De que maneira o assassinato de Kennedy afetou-o pessoalmente?
Eu não creio que meus livros pudessem ter sido escritos no mundo que existia antes do assassinato de Kennedy. Algumas das consequências que nasceram daquele momento em Dallas -perigo, ambiguidade, incerteza, a evidência das diferenças sociais- são temas persistentes em minha obra.
Numa nota ao final de "Libra", o sr. diz que mistura aleatoriamente fato e ficção. Para realizar a parte factual, o sr. fez algum tipo de pesquisa? Leu, por exemplo, os 26 volumes do Relatório da Comissão Warren, que o sr. já definiu antes como "o romance que James Joyce teria escrito se tivesse vivido 100 anos e morasse em Iowa"?
Sim, pesquisei muito para escrever "Libra". Isso incluiu viagens a Dallas, Fort Worth, Miami e Nova Orleans. E, sim, fiz uma minuciosa e rigorosa investigação sobre os 26 volumes do Relatório Warren.

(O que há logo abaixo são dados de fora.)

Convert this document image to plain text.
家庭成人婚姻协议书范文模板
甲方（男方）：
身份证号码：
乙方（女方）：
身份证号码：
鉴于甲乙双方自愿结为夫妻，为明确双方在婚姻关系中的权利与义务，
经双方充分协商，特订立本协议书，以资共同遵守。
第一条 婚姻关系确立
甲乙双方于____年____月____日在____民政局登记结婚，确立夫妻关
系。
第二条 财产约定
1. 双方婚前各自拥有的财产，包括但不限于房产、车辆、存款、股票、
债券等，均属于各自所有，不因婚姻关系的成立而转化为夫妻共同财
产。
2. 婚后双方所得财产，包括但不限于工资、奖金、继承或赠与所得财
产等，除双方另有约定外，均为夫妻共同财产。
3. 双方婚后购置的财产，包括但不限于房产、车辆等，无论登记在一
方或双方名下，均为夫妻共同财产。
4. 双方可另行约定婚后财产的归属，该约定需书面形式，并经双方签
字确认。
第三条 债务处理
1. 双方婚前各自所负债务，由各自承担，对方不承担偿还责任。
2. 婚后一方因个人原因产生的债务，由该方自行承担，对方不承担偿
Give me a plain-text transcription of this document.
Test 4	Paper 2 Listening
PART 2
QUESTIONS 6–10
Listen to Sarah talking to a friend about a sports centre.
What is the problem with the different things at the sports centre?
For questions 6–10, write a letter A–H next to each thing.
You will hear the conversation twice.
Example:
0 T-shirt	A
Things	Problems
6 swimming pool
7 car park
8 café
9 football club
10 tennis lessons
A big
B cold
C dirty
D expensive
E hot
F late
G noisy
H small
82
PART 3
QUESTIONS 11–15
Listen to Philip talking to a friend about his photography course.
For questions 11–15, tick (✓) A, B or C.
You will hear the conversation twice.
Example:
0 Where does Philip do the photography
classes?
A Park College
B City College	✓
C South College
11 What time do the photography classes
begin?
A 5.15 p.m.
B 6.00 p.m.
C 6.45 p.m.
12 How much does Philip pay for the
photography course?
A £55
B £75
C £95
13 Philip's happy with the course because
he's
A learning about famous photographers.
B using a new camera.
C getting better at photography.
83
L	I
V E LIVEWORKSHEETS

Em "Ruído Branco", o personagem principal, o professor universitário Jack Gladney, afirma que as pessoas conhecem apenas dois lugares: aquele onde vivem e a televisão. Há uma relação entre essa afirmação e o fato do assassinato de Kennedy ser o primeiro grande acontecimento coberto pela mídia audiovisual nos EUA?
Kennedy foi morto em filme, Oswald foi morto em televisão. Isso tem um significado? Talvez represente que a morte de Oswald foi instantaneamente absorvida. Tornou-se pública, pertencia a qualquer um. Na morte de Kennedy, além da fotografia do desfile presidencial feita por um anônimo em Dallas, há o filme, o famoso "Zapruder's Film" (com cenas do assassinato em Super-8 feitas pelo cinegrafista amador Abraham Zapruder).
Este filme dura apenas 18 segundos e assisti-lo se tornou um privilégio de poucos. Quase ninguém viu o "Zapruder's Film", até a metade dos anos 70, quando foi mostrado pela primeira vez na televisão. Em outras palavras, a classe social a que se pertencia foi determinante.
Qualquer pessoa pôde assistir à morte de Oswald enquanto jantava em frente à TV. E ele continuava morrendo na hora em que as pessoas iam dormir. Mas se quisesse ver o filme da morte de Kennedy, você teria de ser muito importante ou dar muito dinheiro a alguém.
A terrível lógica do "Zapruder's Film" é que o nosso presidente mais fotogênico está morto em filme. De alguma maneira, isso teria de acontecer assim. Esse momento pertence ao século 20, o que significa que ele necessariamente deveria estar capturado num filme.